At this point it’s basically passé to point out that former President Donald Trump absolutely did his damndest to overturn his 2020 electoral loss. Even if he hadn’t incited a horde of his most enthusiastically violent, unhinged red-hats to breach the U.S. Capitol and lynch the vice president in a transparent putsch attempt, he still spent the months leading up to President Biden’s inauguration — and has spent the months since — making little secret of his intent to audit, recount, sue, and generally insist (wrongly) that he won the White House. It’s the centerpiece of just about every fundraising email, TV interview, and public appearance Trump has made for the past year or so.
Nevertheless, here in the United States we like our politics BIG and OBVIOUS, which explains why the Senate Judiciary Committee titled their just-released report on Trump’s multi-pronged effort to flip his 2020 electoral loss “Subverting JUSTICE” (bold and italics theirs). It’s a broad, wholly unsubtle frame for nearly 400 pages of damning evidence that shows — in many cases for the first time to the general public — just how much Trump actually did, behind the scenes, to retain his presidency in the face of an overwhelming electoral walloping.
The report, released Thursday morning by Senate Democrats, focuses particularly on the Trump administration’s attempt to involve the Department of Justice in the broader effort to overturn the election results. Over the course of an eight-month investigation, committee members uncovered multiple instances of Trump, his chief of staff Mark Meadows, and DOJ attorney Jeffrey Clark, among others, working to actively marshal the Justice Department in the service of the president’s ego-driven refusal to accept his loss. Among the chief findings from the report are nine instances of Trump personally raising election fraud claims with DOJ officials. In one particularly chilling instance, investigators concluded that:
Trump forced the resignation of U.S. Attorney Byung Jin (“BJay”) Pak, whom he believed was not doing enough to address false claims of election fraud in Georgia. Trump then went outside the line of succession when naming an acting U.S. attorney, bypassing First Assistant U.S. Attorney Kurt Erskine and instead appointing Bobby Christine because he believed Christine would “do something” about his election fraud claims.
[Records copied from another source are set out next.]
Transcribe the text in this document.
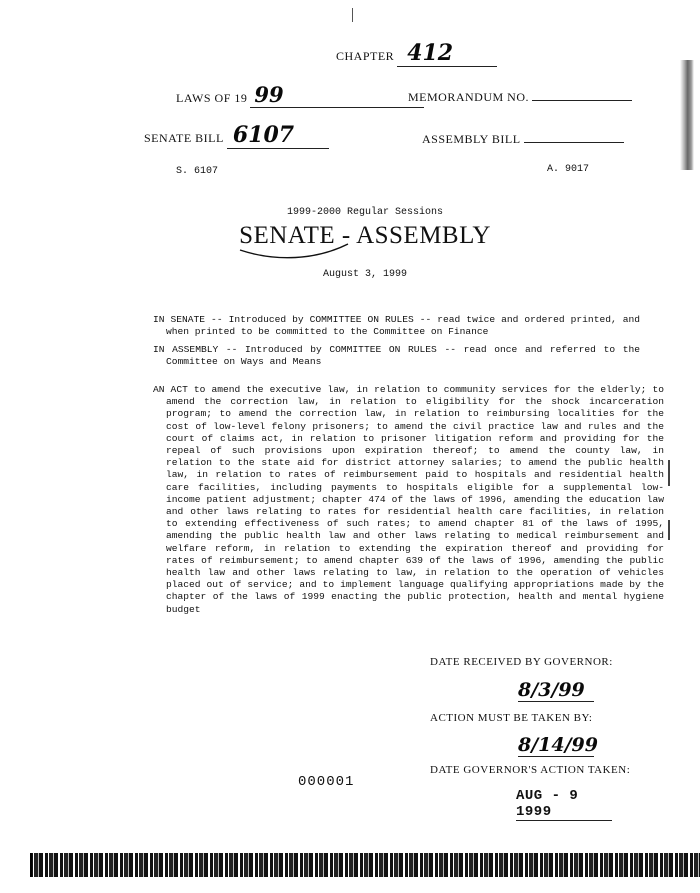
CHAPTER 412
LAWS OF 19 99	MEMORANDUM NO.
SENATE BILL 6107	ASSEMBLY BILL
S. 6107	A. 9017
1999-2000 Regular Sessions
SENATE - ASSEMBLY
August 3, 1999
IN SENATE -- Introduced by COMMITTEE ON RULES -- read twice and ordered printed, and when printed to be committed to the Committee on Finance
IN ASSEMBLY -- Introduced by COMMITTEE ON RULES -- read once and referred to the Committee on Ways and Means
AN ACT to amend the executive law, in relation to community services for the elderly; to amend the correction law, in relation to eligibility for the shock incarceration program; to amend the correction law, in relation to reimbursing localities for the cost of low-level felony prisoners; to amend the civil practice law and rules and the court of claims act, in relation to prisoner litigation reform and providing for the repeal of such provisions upon expiration thereof; to amend the county law, in relation to the state aid for district attorney salaries; to amend the public health law, in relation to rates of reimbursement paid to hospitals and residential health care facilities, including payments to hospitals eligible for a supplemental low-income patient adjustment; chapter 474 of the laws of 1996, amending the education law and other laws relating to rates for residential health care facilities, in relation to extending effectiveness of such rates; to amend chapter 81 of the laws of 1995, amending the public health law and other laws relating to medical reimbursement and welfare reform, in relation to extending the expiration thereof and providing for rates of reimbursement; to amend chapter 639 of the laws of 1996, amending the public health law and other laws relating to law, in relation to the operation of vehicles placed out of service; and to implement language qualifying appropriations made by the chapter of the laws of 1999 enacting the public protection, health and mental hygiene budget
DATE RECEIVED BY GOVERNOR:
8/3/99
ACTION MUST BE TAKEN BY:
8/14/99
DATE GOVERNOR'S ACTION TAKEN:
AUG - 9 1999
000001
Speaking with CNN’s New Day, Senate Judiciary Committee Chairman Dick Durbin of Illinois drew a distinct line between his committee’s findings and Trump’s overall effort to stage what effectively amounted to an attempted coup.
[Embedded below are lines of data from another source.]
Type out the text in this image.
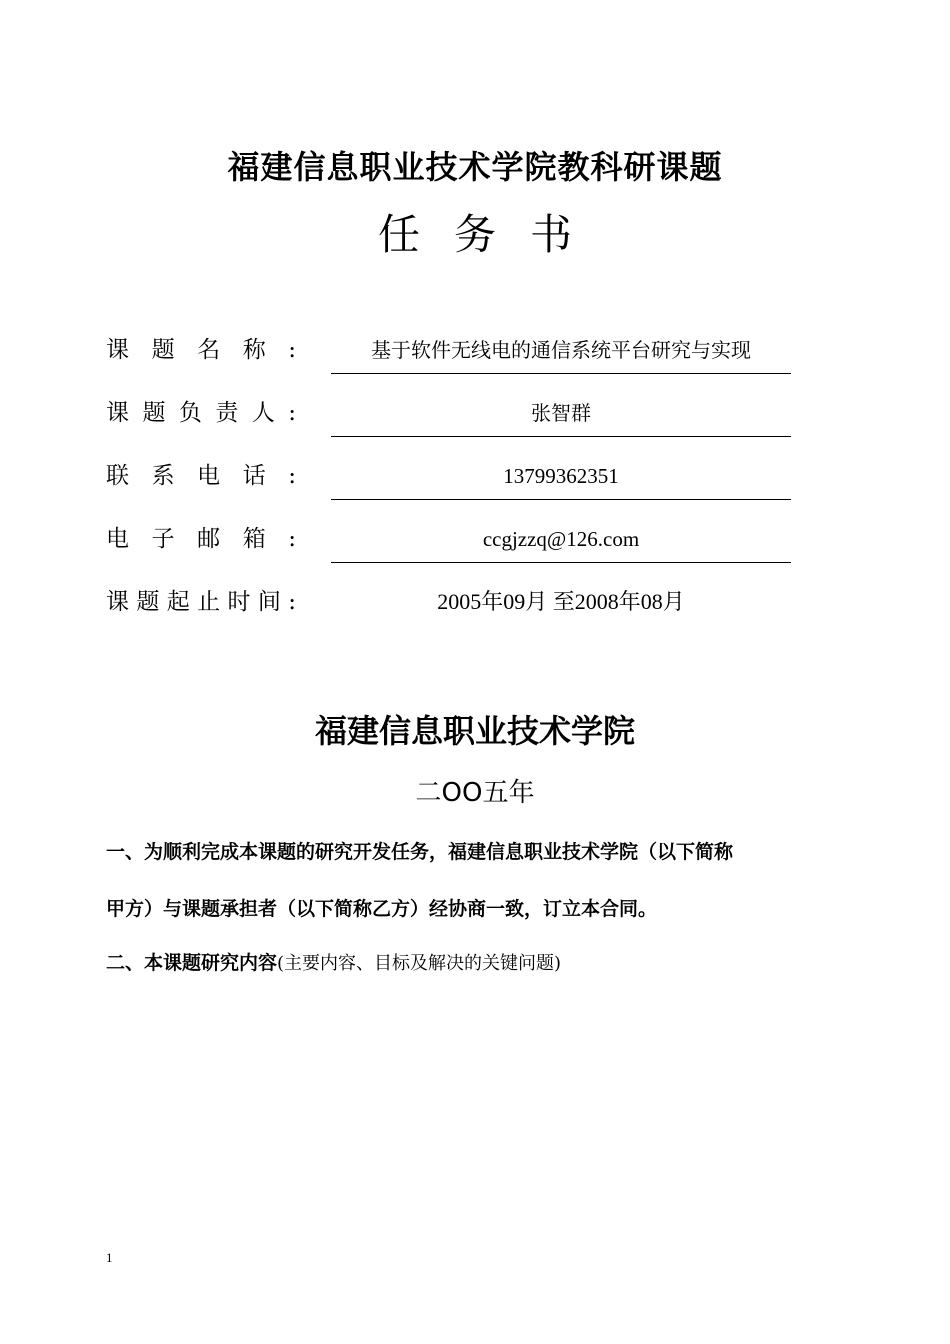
福建信息职业技术学院教科研课题
任务书
课 题 名 称 :	基于软件无线电的通信系统平台研究与实现
课 题 负 责 人 :	张智群
联 系 电 话 :	13799362351
电 子 邮 箱 :	ccgjzzq@126.com
课 题 起 止 时 间 :	2005年09月 至2008年08月
福建信息职业技术学院
二OO五年
一、为顺利完成本课题的研究开发任务，福建信息职业技术学院（以下简称
甲方）与课题承担者（以下简称乙方）经协商一致，订立本合同。
二、本课题研究内容(主要内容、目标及解决的关键问题)
1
“First phase, Trump goes to court. Loses every lawsuit, which claims there was voter fraud in the election,” Durbin explained. “Next, he decides he has to take over the Department of Justice and the attorney general, and have the attorney general push this narrative on to the states to tell them to stop from sending in their Electoral College vote totals.”
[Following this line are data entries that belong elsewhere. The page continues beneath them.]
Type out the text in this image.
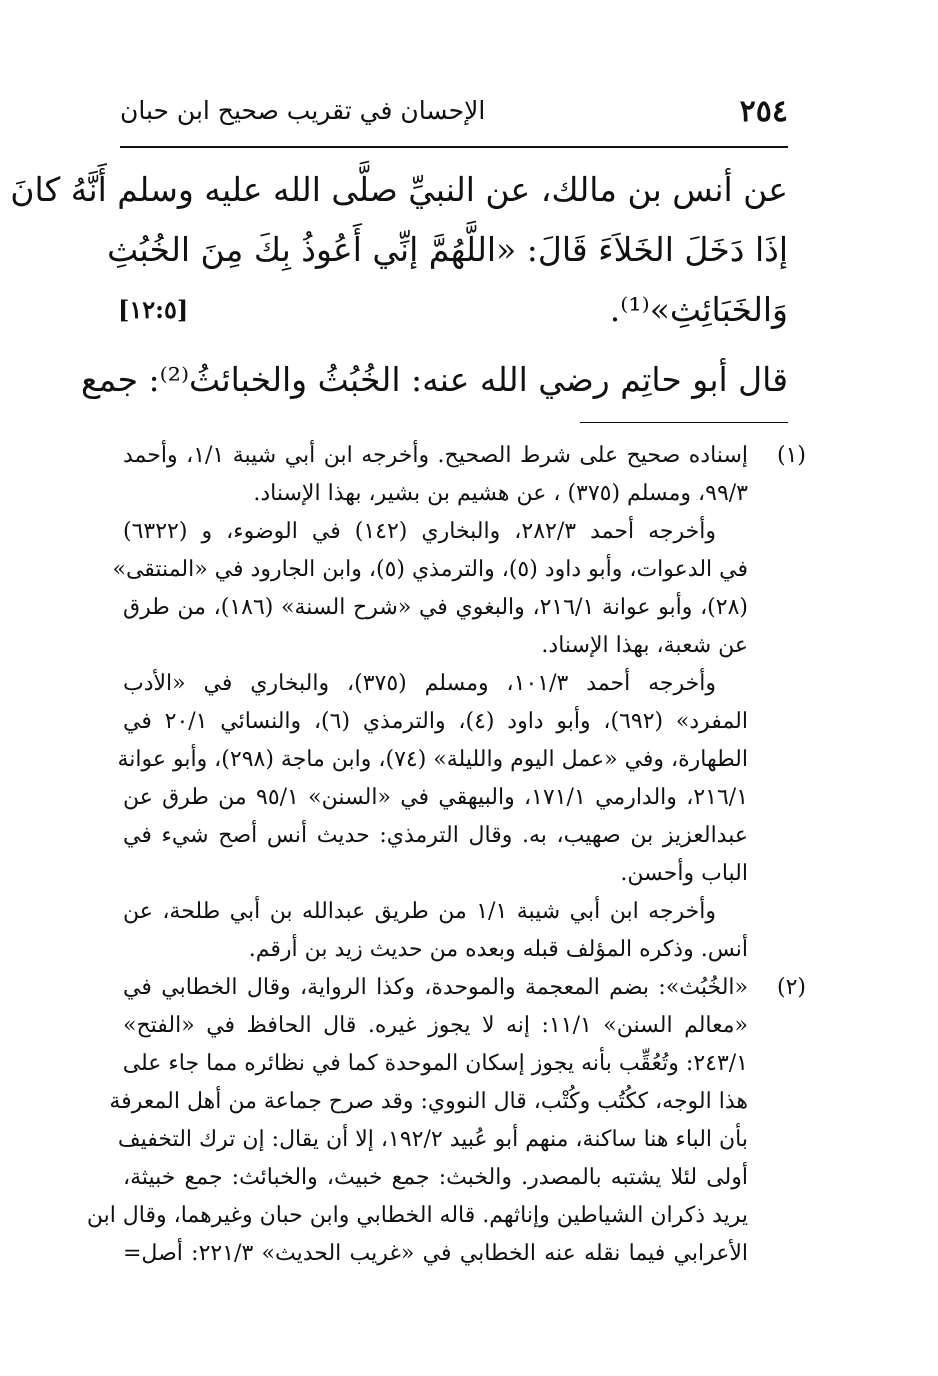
٢٥٤
الإحسان في تقريب صحيح ابن حبان
عن أنس بن مالك، عن النبيِّ صلَّى الله عليه وسلم أَنَّهُ كانَ
إذَا دَخَلَ الخَلاَءَ قَالَ: «اللَّهُمَّ إنِّي أَعُوذُ بِكَ مِنَ الخُبُثِ
وَالخَبَائِثِ»⁽¹⁾.
[١٢:٥]
قال أبو حاتِم رضي الله عنه: الخُبُثُ والخبائثُ⁽²⁾: جمع
(١)
إسناده صحيح على شرط الصحيح. وأخرجه ابن أبي شيبة ١/١، وأحمد
٩٩/٣، ومسلم (٣٧٥) ، عن هشيم بن بشير، بهذا الإسناد.
وأخرجه أحمد ٢٨٢/٣، والبخاري (١٤٢) في الوضوء، و (٦٣٢٢)
في الدعوات، وأبو داود (٥)، والترمذي (٥)، وابن الجارود في «المنتقى»
(٢٨)، وأبو عوانة ٢١٦/١، والبغوي في «شرح السنة» (١٨٦)، من طرق
عن شعبة، بهذا الإسناد.
وأخرجه أحمد ١٠١/٣، ومسلم (٣٧٥)، والبخاري في «الأدب
المفرد» (٦٩٢)، وأبو داود (٤)، والترمذي (٦)، والنسائي ٢٠/١ في
الطهارة، وفي «عمل اليوم والليلة» (٧٤)، وابن ماجة (٢٩٨)، وأبو عوانة
٢١٦/١، والدارمي ١٧١/١، والبيهقي في «السنن» ٩٥/١ من طرق عن
عبدالعزيز بن صهيب، به. وقال الترمذي: حديث أنس أصح شيء في
الباب وأحسن.
وأخرجه ابن أبي شيبة ١/١ من طريق عبدالله بن أبي طلحة، عن
أنس. وذكره المؤلف قبله وبعده من حديث زيد بن أرقم.
(٢)
«الخُبُث»: بضم المعجمة والموحدة، وكذا الرواية، وقال الخطابي في
«معالم السنن» ١١/١: إنه لا يجوز غيره. قال الحافظ في «الفتح»
٢٤٣/١: وتُعُقِّب بأنه يجوز إسكان الموحدة كما في نظائره مما جاء على
هذا الوجه، ككُتُب وكُتْب، قال النووي: وقد صرح جماعة من أهل المعرفة
بأن الباء هنا ساكنة، منهم أبو عُبيد ١٩٢/٢، إلا أن يقال: إن ترك التخفيف
أولى لئلا يشتبه بالمصدر. والخبث: جمع خبيث، والخبائث: جمع خبيثة،
يريد ذكران الشياطين وإناثهم. قاله الخطابي وابن حبان وغيرهما، وقال ابن
الأعرابي فيما نقله عنه الخطابي في «غريب الحديث» ٢٢١/٣: أصل=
“When that failed — and our report goes into graphic detail of the efforts that were made — the third step was to turn the mob loose on the Capitol the day we were counting the ballots,” he concluded.
Thursday’s report is separate from, but seemingly dovetails with, the work being done by House Democrats to investigate the origins and events of the Jan. 6 insurrection attempt. That investigation is currently being stymied by a number of Trump associates — including Meadows — who have reportedly been instructed by Trump himself to simply not comply with congressional subpoenas issued by the committee.
Alarming as that may be, equally alarming is the Republican rebuttal to the Senate committee’s report. Iowa Sen. Chuck Grassley, the Senate Judiciary Committee’s ranking member, released a response Thursday that essentially validates much of the Trumpian underpinnings that led to the insurrection attempt. That supplementary report largely accepts at face value that Trump was simply curious about instances of “legitimate complaints,” and was merely acting on the advice of team. If nothing else, it’s a sign of the degree to which Trump’s effort to call into question his electoral loss has been incorporated and disseminated throughout the GOP as a whole.
In other words: Even if the Senate committee’s report offers clear and striking evidence of how Trump worked actively to overturn his electoral defeat, it’s hard to see Congress actually doing anything about it anytime soon.